Monday, November 25, 2013

Some thoughts on Ender's Game


Sitting at Fort Bliss for a second time getting ready to deploy, it seems almost ironic that I showed up with the intent of seeing a particular film before I departed.  Back in 2005, that film was Serenity.  This time, the film was Ender's Game.

I read the book a long time ago, and bought it when I was in college.  It's been one of my favorite books, regardless of Orson Scott Card's thoughts on same-sex relationships.  I always have to exercise some discretion on movie adaptations since I know you can't squeeze the entire book into the movie (for a particularly hideous example, I cite Stephen King's The Stand), but I thought this was generally okay.

Some things that stuck in my mind:

1. The parts where Ender Wiggin stops bullying could have been more graphically done.  I thought that was a pretty important part of the story.

2. I wasn't keen on the changes made in characters and some of their development from the book to the movie.  It felt artificial.

3. Not enough attention paid to Peter and Valentine Wiggin.  Time doesn't really permit, but also pretty important for exposition.

4. Hyrum Graff is much less likeable (and far less complex a character) in the film than in the book.  On the other hand, Mazer Rackham is played true to form.  I particularly liked the Maori ink.

5. There's a paragraph from the book Ender's Shadow that stuck in me as I was watching the space combat scenes:

That's why they were giving most of their commands orally.  They were being transmitted to real crews of real ships who followed their orders and fought real battles.  Any ship we lose, thought Bean, means that grown men and women have died.  Any carelessness on our part takes lives.  Yet they don't tell us that precisely because we can't afford to be burdened with that knowledge.  In wartime, commanders have always had to learn the concept of "acceptable losses."  But those who keep their humanity never really accept the idea of acceptability.  Bean understood that.  It gnaws at them.  So they protect us child-soldiers by keeping us convinced that it's only games and tests.  Therefore I can't let on to anyone that I do know.  Therefore I must accept the losses without a word, without a visible qualm.  I must try to block out of my mind the people who will die from our boldness, whose sacrifice is not a mere counter in a game, but of their lives.

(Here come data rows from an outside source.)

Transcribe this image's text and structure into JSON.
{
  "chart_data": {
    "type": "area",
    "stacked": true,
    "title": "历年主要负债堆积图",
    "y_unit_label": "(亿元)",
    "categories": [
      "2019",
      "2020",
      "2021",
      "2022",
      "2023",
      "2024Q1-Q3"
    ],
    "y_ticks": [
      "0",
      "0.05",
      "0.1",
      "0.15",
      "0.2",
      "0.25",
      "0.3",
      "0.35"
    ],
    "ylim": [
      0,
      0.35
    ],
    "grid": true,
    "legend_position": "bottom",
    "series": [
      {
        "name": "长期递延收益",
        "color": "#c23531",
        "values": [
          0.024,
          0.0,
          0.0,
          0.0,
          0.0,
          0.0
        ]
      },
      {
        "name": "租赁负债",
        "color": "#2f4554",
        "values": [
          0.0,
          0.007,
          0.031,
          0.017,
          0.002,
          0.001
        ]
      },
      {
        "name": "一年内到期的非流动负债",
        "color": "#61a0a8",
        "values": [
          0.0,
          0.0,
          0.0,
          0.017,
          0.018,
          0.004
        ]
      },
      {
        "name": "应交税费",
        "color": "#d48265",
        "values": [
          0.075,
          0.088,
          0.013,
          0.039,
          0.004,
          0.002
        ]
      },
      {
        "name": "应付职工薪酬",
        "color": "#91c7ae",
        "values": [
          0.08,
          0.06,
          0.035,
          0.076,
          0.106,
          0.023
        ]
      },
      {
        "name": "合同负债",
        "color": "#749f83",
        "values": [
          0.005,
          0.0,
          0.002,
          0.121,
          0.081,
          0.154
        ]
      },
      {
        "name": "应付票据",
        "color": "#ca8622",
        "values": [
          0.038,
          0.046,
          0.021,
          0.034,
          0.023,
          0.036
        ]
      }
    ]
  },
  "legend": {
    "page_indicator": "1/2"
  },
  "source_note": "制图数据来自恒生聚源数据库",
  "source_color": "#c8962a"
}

6. Finally, this one, from the Ender's Game book itself:
"there's a war on, and our best talent is gone, and the biggest battles are ahead."

The last two particularly stick with me as I prepare to go back to Afghanistan; while I've been told that I will not get the closure I wanted from my last deployment, the film Ender's Game, for its limitations, was a useful moral azimuth check for me.

Buying it on disk when it comes out.  I, of course, will still be in Afghanistan when it comes out, so I might wait to get it until I come back to the USA on leave or at the end.